In March, people in the Observer newsroom began to suspect that Kurson was also working for the Trump campaign after a video appeared online of their editor-in-chief in the background at the March 8 event in Florida where Trump campaign manager Corey Lewandowski allegedly manhandled reporter Michelle Fields. (Lewandowski has been cleared of the charge.) Kurson says he went to the rally with Kushner as a journalist: “I cover politics.”
Then in early April, New York magazine reported that Kushner and Kurson had helped Trump prepare the speech he delivered to the American Israel Public Affairs Committee, in which he strongly defended the Jewish state and condemned Obama. “Jared asked me if I’d eyeball this draft, and I did,” Kurson says. After the article appeared, Observer staff members crowded into his office and asked him to explain himself. Kurson says he agreed not to dispense any more political advice. “It didn’t just apply to Trump,” he says. “If some other campaign wants input here, we’ll have to pass.”
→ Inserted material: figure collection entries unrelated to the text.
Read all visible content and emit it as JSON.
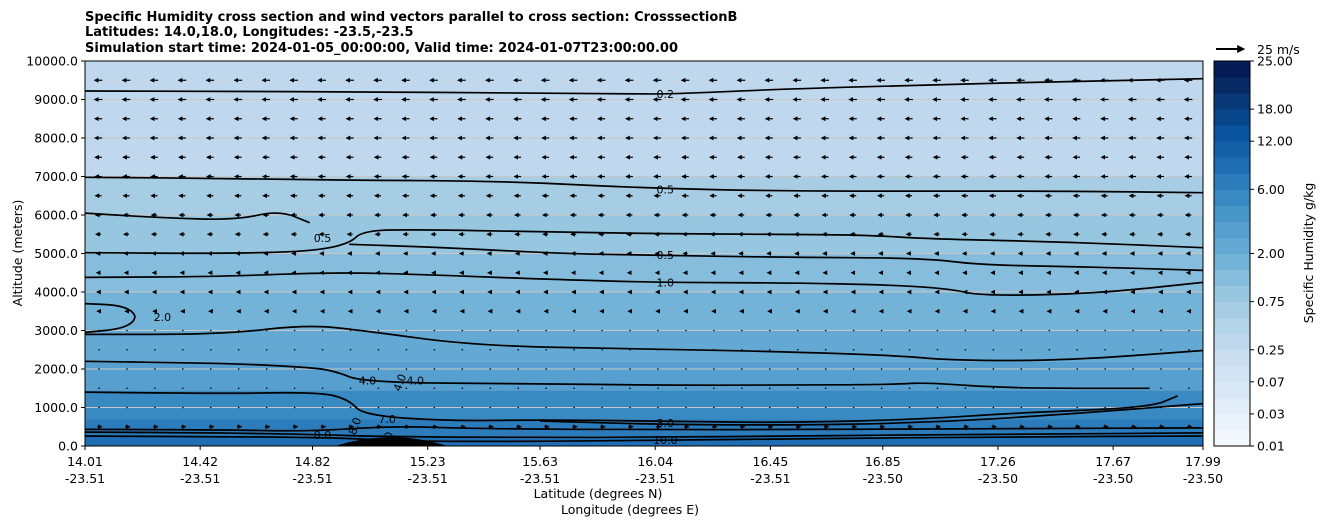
{
  "chart_data": {
    "type": "contourf",
    "title_lines": [
      "Specific Humidity cross section and wind vectors parallel to cross section: CrosssectionB",
      "Latitudes: 14.0,18.0, Longitudes: -23.5,-23.5",
      "Simulation start time: 2024-01-05_00:00:00, Valid time: 2024-01-07T23:00:00.00"
    ],
    "ylabel": "Altitude (meters)",
    "xlabel_lat": "Latitude (degrees N)",
    "xlabel_lon": "Longitude (degrees E)",
    "ylim": [
      0,
      10000
    ],
    "y_ticks": [
      "0.0",
      "1000.0",
      "2000.0",
      "3000.0",
      "4000.0",
      "5000.0",
      "6000.0",
      "7000.0",
      "8000.0",
      "9000.0",
      "10000.0"
    ],
    "x_range": [
      14.01,
      17.99
    ],
    "x_ticks": [
      {
        "lat": "14.01",
        "lon": "-23.51"
      },
      {
        "lat": "14.42",
        "lon": "-23.51"
      },
      {
        "lat": "14.82",
        "lon": "-23.51"
      },
      {
        "lat": "15.23",
        "lon": "-23.51"
      },
      {
        "lat": "15.63",
        "lon": "-23.51"
      },
      {
        "lat": "16.04",
        "lon": "-23.51"
      },
      {
        "lat": "16.45",
        "lon": "-23.51"
      },
      {
        "lat": "16.85",
        "lon": "-23.50"
      },
      {
        "lat": "17.26",
        "lon": "-23.50"
      },
      {
        "lat": "17.67",
        "lon": "-23.50"
      },
      {
        "lat": "17.99",
        "lon": "-23.50"
      }
    ],
    "colorbar": {
      "label": "Specific Humidity g/kg",
      "levels": [
        0.01,
        0.02,
        0.03,
        0.05,
        0.07,
        0.1,
        0.25,
        0.4,
        0.5,
        0.75,
        1.0,
        1.5,
        2.0,
        3.0,
        4.0,
        5.0,
        6.0,
        8.0,
        10.0,
        12.0,
        15.0,
        18.0,
        20.0,
        22.0,
        25.0
      ],
      "tick_labels": [
        "0.01",
        "0.03",
        "0.07",
        "0.25",
        "0.75",
        "2.00",
        "6.00",
        "12.00",
        "18.00",
        "25.00"
      ]
    },
    "quiver_key": {
      "label": "25 m/s",
      "speed": 25
    },
    "humidity_bands": [
      {
        "bottom": 0,
        "top": 250,
        "q": 9.0
      },
      {
        "bottom": 250,
        "top": 700,
        "q": 6.5
      },
      {
        "bottom": 700,
        "top": 1450,
        "q": 5.0
      },
      {
        "bottom": 1450,
        "top": 2200,
        "q": 3.6
      },
      {
        "bottom": 2200,
        "top": 3000,
        "q": 2.6
      },
      {
        "bottom": 3000,
        "top": 4000,
        "q": 1.9
      },
      {
        "bottom": 4000,
        "top": 5000,
        "q": 1.1
      },
      {
        "bottom": 5000,
        "top": 6000,
        "q": 0.75
      },
      {
        "bottom": 6000,
        "top": 7000,
        "q": 0.55
      },
      {
        "bottom": 7000,
        "top": 8200,
        "q": 0.35
      },
      {
        "bottom": 8200,
        "top": 10000,
        "q": 0.25
      }
    ],
    "contours": [
      {
        "level": "0.2",
        "points": [
          [
            14.01,
            9220
          ],
          [
            14.5,
            9210
          ],
          [
            15.0,
            9200
          ],
          [
            15.5,
            9170
          ],
          [
            15.9,
            9150
          ],
          [
            16.1,
            9140
          ],
          [
            16.45,
            9260
          ],
          [
            17.0,
            9380
          ],
          [
            17.6,
            9480
          ],
          [
            17.99,
            9540
          ]
        ],
        "labels": [
          {
            "x": 16.04,
            "y": 9140
          }
        ]
      },
      {
        "level": "0.5",
        "points": [
          [
            14.01,
            6980
          ],
          [
            14.5,
            6950
          ],
          [
            15.0,
            6900
          ],
          [
            15.5,
            6880
          ],
          [
            16.0,
            6700
          ],
          [
            16.5,
            6620
          ],
          [
            17.0,
            6620
          ],
          [
            17.5,
            6620
          ],
          [
            17.99,
            6580
          ]
        ],
        "labels": [
          {
            "x": 16.04,
            "y": 6660
          }
        ]
      },
      {
        "level": "0.5",
        "points": [
          [
            14.01,
            6050
          ],
          [
            14.3,
            5920
          ],
          [
            14.55,
            5870
          ],
          [
            14.7,
            6120
          ],
          [
            14.81,
            5800
          ]
        ],
        "labels": [
          {
            "x": 14.82,
            "y": 5400
          }
        ]
      },
      {
        "level": "0.5",
        "points": [
          [
            14.01,
            5020
          ],
          [
            14.5,
            5000
          ],
          [
            14.81,
            5050
          ],
          [
            14.95,
            5250
          ],
          [
            15.0,
            5600
          ],
          [
            15.2,
            5620
          ],
          [
            15.6,
            5570
          ],
          [
            16.0,
            5520
          ],
          [
            16.4,
            5500
          ],
          [
            16.8,
            5480
          ],
          [
            17.0,
            5380
          ],
          [
            17.5,
            5300
          ],
          [
            17.99,
            5150
          ]
        ],
        "labels": []
      },
      {
        "level": "0.5",
        "points": [
          [
            14.95,
            5240
          ],
          [
            15.3,
            5150
          ],
          [
            15.7,
            5000
          ],
          [
            16.0,
            4960
          ],
          [
            16.5,
            4900
          ],
          [
            17.0,
            4880
          ],
          [
            17.2,
            4700
          ],
          [
            17.6,
            4650
          ],
          [
            17.99,
            4560
          ]
        ],
        "labels": [
          {
            "x": 16.04,
            "y": 4960
          }
        ]
      },
      {
        "level": "1.0",
        "points": [
          [
            14.01,
            4380
          ],
          [
            14.5,
            4400
          ],
          [
            14.9,
            4520
          ],
          [
            15.3,
            4430
          ],
          [
            15.7,
            4320
          ],
          [
            16.04,
            4250
          ],
          [
            16.5,
            4240
          ],
          [
            16.9,
            4180
          ],
          [
            17.1,
            4070
          ],
          [
            17.2,
            3900
          ],
          [
            17.6,
            3950
          ],
          [
            17.99,
            4250
          ]
        ],
        "labels": [
          {
            "x": 16.04,
            "y": 4250
          }
        ]
      },
      {
        "level": "2.0",
        "points": [
          [
            14.01,
            3700
          ],
          [
            14.15,
            3650
          ],
          [
            14.2,
            3350
          ],
          [
            14.15,
            3050
          ],
          [
            14.01,
            2950
          ]
        ],
        "labels": [
          {
            "x": 14.25,
            "y": 3350
          }
        ]
      },
      {
        "level": "2.0",
        "points": [
          [
            14.01,
            2900
          ],
          [
            14.5,
            2900
          ],
          [
            14.8,
            3150
          ],
          [
            15.0,
            3000
          ],
          [
            15.4,
            2600
          ],
          [
            16.0,
            2520
          ],
          [
            16.5,
            2450
          ],
          [
            16.9,
            2350
          ],
          [
            17.1,
            2220
          ],
          [
            17.5,
            2220
          ],
          [
            17.99,
            2480
          ]
        ],
        "labels": []
      },
      {
        "level": "4.0",
        "points": [
          [
            14.01,
            2200
          ],
          [
            14.5,
            2150
          ],
          [
            14.8,
            2050
          ],
          [
            14.9,
            1950
          ],
          [
            15.0,
            1650
          ],
          [
            15.6,
            1620
          ],
          [
            16.04,
            1580
          ],
          [
            16.5,
            1580
          ],
          [
            16.9,
            1600
          ],
          [
            17.0,
            1650
          ],
          [
            17.3,
            1500
          ],
          [
            17.8,
            1500
          ]
        ],
        "labels": [
          {
            "x": 14.98,
            "y": 1700
          },
          {
            "x": 15.15,
            "y": 1700
          }
        ]
      },
      {
        "level": "7.0",
        "points": [
          [
            14.01,
            1400
          ],
          [
            14.5,
            1360
          ],
          [
            14.85,
            1400
          ],
          [
            14.95,
            1200
          ],
          [
            15.0,
            800
          ],
          [
            15.3,
            650
          ],
          [
            15.63,
            680
          ],
          [
            16.04,
            650
          ],
          [
            16.5,
            600
          ],
          [
            17.0,
            700
          ],
          [
            17.3,
            850
          ],
          [
            17.8,
            1000
          ],
          [
            17.9,
            1300
          ]
        ],
        "labels": [
          {
            "x": 15.05,
            "y": 700
          }
        ]
      },
      {
        "level": "8.0",
        "points": [
          [
            14.01,
            430
          ],
          [
            14.5,
            420
          ],
          [
            14.82,
            380
          ],
          [
            15.1,
            520
          ],
          [
            15.4,
            450
          ],
          [
            16.04,
            420
          ],
          [
            16.6,
            430
          ],
          [
            17.2,
            450
          ],
          [
            17.99,
            470
          ]
        ],
        "labels": [
          {
            "x": 14.82,
            "y": 280
          }
        ]
      },
      {
        "level": "9.0",
        "points": [
          [
            14.01,
            360
          ],
          [
            14.5,
            340
          ],
          [
            14.82,
            300
          ],
          [
            15.1,
            240
          ],
          [
            15.63,
            220
          ],
          [
            16.04,
            230
          ],
          [
            16.5,
            260
          ],
          [
            17.2,
            300
          ],
          [
            17.99,
            340
          ]
        ],
        "labels": []
      },
      {
        "level": "10.0",
        "points": [
          [
            14.01,
            260
          ],
          [
            14.82,
            230
          ],
          [
            15.0,
            180
          ],
          [
            15.2,
            120
          ],
          [
            15.63,
            120
          ],
          [
            16.04,
            150
          ],
          [
            16.6,
            190
          ],
          [
            17.3,
            240
          ],
          [
            17.99,
            260
          ]
        ],
        "labels": [
          {
            "x": 16.04,
            "y": 150
          }
        ]
      },
      {
        "level": "3.0",
        "points": [
          [
            15.63,
            650
          ],
          [
            16.04,
            560
          ],
          [
            16.5,
            540
          ],
          [
            17.0,
            600
          ],
          [
            17.5,
            820
          ],
          [
            17.99,
            1100
          ]
        ],
        "labels": [
          {
            "x": 16.04,
            "y": 600
          }
        ]
      }
    ],
    "extra_contour_labels": [
      {
        "text": "10.0",
        "x": 15.08,
        "y": 60
      },
      {
        "text": "8.0",
        "x": 14.97,
        "y": 520
      },
      {
        "text": "4.0",
        "x": 15.13,
        "y": 1650
      }
    ],
    "wind_rows_m": [
      9500,
      9000,
      8500,
      8000,
      7500,
      7000,
      6500,
      6000,
      5500,
      5000,
      4500,
      4000,
      3500,
      3000,
      2500,
      2000,
      1500,
      1000,
      500
    ],
    "wind_u_by_row_ms": [
      -6.5,
      -6.5,
      -6.0,
      -6.0,
      -5.5,
      -5.5,
      -5.0,
      -4.5,
      -4.0,
      -3.0,
      -2.5,
      -2.0,
      -1.5,
      -1.0,
      -0.6,
      -0.3,
      -0.2,
      1.0,
      3.5
    ],
    "wind_columns": 40,
    "dark_terrain": {
      "x_start": 14.9,
      "x_end": 15.3,
      "peak_m": 200
    }
  }
}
Kushner didn’t seem bothered by the Observer controversy. In late March he and his wife brought their third child home from the hospital to their penthouse on Park Avenue. Theodore James Kushner was born days before in New York. It may have been too late to help Trump in Iowa, but the New York primary was coming up on April 19. On the eve of the contest, the Observer endorsed Trump, who won handily. He and his family were one step closer to the White House.